Update: Initially, I did not have a lead-in but found that with a lead-in and sufficient pierce time delay that I could pierce 3/4’ steel plate. The dross was heavy but chipped off easily. Some of the circle cuts were conical, so I may need to slow the feed rate during initial pierce of inside circles.
Kerf width: .086
Feed Rate: 7 ipm
Pierce Delay: 2.5 s
Pierce Height: .16 in
Plunge Rate: 100 ipm
Cut height: .06 in
Lead-in: .50 in
Lead-out: .50 in
the easiest way to “edge” start for something like that would be to do a layout on the steel…then drill holes in the steel…then make your lead in- lead out…correspond to the holes.
increase your lead length…
that is what would do…but something tells me the other guys might have better ideas…
There’s a fella on youtube who started with an original Crossfire and now has the pro who has been cutting 3/4” and 1” steel with his Hypertherm 85. That is someone whose brain you need to pick.
Its going to struggle and definitely all its going to want to do but if your forced to do it increase your pierce height and maybe slow down your plunge rate a bit to get a pierce. LIke @toolboy said increase your lead in.

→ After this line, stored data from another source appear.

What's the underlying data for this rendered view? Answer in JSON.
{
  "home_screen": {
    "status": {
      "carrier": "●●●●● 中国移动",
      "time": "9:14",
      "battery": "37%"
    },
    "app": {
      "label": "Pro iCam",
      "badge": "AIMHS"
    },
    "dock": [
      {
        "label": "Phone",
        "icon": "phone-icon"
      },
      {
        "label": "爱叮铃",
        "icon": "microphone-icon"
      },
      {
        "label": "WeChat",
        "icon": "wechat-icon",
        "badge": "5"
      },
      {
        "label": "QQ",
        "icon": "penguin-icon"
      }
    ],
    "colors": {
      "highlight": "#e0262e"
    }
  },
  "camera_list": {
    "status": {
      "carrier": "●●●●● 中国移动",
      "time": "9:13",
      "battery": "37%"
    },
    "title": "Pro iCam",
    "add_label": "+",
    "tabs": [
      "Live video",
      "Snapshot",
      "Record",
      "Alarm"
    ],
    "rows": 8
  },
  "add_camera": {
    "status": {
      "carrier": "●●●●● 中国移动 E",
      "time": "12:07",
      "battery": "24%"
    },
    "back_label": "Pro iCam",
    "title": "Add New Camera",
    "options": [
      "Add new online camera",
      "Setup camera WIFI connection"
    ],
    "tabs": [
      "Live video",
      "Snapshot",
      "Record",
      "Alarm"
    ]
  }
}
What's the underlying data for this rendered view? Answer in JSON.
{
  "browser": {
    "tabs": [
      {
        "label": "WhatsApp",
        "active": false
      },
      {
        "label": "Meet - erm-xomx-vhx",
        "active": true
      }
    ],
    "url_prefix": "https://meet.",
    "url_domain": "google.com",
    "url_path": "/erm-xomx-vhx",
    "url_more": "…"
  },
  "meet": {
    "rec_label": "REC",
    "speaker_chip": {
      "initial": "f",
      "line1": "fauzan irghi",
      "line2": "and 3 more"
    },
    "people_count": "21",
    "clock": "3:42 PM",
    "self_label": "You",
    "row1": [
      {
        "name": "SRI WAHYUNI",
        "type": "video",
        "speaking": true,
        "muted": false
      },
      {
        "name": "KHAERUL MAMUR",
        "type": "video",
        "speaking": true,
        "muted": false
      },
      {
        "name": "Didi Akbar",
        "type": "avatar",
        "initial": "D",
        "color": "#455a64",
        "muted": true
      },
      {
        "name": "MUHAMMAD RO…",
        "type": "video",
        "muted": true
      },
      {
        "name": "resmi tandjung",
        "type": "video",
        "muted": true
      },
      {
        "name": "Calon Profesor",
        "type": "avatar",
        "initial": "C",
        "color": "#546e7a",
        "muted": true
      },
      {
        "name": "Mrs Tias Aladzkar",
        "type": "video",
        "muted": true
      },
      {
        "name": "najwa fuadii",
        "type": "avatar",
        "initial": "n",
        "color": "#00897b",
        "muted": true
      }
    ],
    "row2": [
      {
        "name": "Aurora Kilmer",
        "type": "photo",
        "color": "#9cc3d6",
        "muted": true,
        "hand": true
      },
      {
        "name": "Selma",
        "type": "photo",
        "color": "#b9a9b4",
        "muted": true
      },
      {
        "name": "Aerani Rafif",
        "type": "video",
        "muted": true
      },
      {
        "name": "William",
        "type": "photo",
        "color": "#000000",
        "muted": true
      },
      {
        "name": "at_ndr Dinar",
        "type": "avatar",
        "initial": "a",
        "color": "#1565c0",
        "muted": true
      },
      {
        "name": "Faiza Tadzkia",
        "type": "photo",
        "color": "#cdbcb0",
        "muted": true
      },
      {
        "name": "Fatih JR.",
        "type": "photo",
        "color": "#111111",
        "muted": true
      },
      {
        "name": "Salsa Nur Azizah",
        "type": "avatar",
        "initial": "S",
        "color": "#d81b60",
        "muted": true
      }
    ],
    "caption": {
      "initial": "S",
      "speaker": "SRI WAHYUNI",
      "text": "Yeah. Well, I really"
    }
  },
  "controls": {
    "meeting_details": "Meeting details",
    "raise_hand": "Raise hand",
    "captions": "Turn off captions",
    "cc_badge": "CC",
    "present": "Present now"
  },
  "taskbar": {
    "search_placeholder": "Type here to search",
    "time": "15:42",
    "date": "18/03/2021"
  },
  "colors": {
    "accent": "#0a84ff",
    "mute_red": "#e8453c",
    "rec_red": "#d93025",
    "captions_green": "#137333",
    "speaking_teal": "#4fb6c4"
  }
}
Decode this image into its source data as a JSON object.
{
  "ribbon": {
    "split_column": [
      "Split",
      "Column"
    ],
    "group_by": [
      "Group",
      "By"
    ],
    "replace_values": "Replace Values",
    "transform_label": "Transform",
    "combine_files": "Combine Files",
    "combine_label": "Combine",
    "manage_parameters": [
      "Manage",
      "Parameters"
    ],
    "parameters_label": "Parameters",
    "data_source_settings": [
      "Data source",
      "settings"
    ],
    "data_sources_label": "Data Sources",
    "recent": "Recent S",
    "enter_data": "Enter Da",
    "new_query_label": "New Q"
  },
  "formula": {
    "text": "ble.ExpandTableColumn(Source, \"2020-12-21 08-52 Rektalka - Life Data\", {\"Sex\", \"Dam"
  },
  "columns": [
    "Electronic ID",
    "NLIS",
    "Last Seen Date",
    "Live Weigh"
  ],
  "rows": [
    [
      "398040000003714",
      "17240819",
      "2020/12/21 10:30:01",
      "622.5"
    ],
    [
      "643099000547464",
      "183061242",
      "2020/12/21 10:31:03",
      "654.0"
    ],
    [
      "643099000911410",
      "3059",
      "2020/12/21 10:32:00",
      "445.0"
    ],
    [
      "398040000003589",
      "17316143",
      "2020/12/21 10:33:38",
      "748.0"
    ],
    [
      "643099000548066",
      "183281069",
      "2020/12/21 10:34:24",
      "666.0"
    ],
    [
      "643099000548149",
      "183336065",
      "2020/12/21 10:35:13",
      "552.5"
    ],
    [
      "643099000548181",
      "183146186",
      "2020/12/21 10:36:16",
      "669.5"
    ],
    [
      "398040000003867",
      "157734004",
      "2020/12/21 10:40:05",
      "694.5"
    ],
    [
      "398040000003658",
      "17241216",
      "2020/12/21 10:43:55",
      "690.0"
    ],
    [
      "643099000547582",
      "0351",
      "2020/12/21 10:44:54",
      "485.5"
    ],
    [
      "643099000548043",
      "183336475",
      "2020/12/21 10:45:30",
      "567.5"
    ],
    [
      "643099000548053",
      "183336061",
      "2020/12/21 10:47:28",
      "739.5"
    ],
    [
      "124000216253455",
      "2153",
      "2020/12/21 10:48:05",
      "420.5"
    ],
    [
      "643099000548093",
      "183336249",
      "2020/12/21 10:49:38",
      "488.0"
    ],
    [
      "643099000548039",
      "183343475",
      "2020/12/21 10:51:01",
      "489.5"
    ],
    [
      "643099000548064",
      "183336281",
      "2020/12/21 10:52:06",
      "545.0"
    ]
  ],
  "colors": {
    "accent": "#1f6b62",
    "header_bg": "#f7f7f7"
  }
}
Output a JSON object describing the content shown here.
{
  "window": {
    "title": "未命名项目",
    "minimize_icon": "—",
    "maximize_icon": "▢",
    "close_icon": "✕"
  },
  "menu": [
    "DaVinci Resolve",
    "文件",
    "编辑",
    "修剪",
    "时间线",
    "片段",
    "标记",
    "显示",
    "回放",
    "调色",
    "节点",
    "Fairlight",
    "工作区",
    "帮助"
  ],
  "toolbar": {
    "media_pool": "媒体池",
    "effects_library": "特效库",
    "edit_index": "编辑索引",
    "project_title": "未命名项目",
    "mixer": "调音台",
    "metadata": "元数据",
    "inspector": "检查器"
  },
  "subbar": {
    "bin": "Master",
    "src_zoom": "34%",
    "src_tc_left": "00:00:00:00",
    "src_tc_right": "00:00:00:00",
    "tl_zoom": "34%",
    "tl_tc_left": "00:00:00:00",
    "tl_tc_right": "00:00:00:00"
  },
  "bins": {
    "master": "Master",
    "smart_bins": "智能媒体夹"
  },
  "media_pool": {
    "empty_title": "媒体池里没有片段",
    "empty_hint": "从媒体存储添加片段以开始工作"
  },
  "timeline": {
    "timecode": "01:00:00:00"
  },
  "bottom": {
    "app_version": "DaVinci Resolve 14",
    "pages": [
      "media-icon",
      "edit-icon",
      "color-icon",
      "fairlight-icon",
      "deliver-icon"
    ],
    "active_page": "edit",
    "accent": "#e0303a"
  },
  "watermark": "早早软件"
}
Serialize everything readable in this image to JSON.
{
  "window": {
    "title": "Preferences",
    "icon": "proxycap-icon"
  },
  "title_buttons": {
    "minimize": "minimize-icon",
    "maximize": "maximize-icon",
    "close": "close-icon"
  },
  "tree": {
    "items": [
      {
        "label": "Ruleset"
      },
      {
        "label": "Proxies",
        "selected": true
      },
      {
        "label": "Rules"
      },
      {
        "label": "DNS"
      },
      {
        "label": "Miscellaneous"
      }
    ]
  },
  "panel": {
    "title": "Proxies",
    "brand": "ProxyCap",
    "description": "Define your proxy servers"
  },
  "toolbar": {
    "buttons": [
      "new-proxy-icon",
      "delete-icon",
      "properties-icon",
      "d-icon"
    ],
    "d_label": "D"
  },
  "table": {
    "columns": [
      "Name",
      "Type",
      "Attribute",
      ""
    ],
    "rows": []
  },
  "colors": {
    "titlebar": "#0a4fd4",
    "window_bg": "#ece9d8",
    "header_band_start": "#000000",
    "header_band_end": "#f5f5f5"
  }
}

New consumables would also be a good idea because you’re going to chew through them cutting that thickness.
No need to reinvent the wheel, seriously get in touch with this guy.
Great advice all the way around, thank you so much!
I will reach out to this gentleman and let you all know what I end up doing.
Its not reinventing the wheel but there’s a big difference between a 45xp and a hypertherm 85 cutting thick material.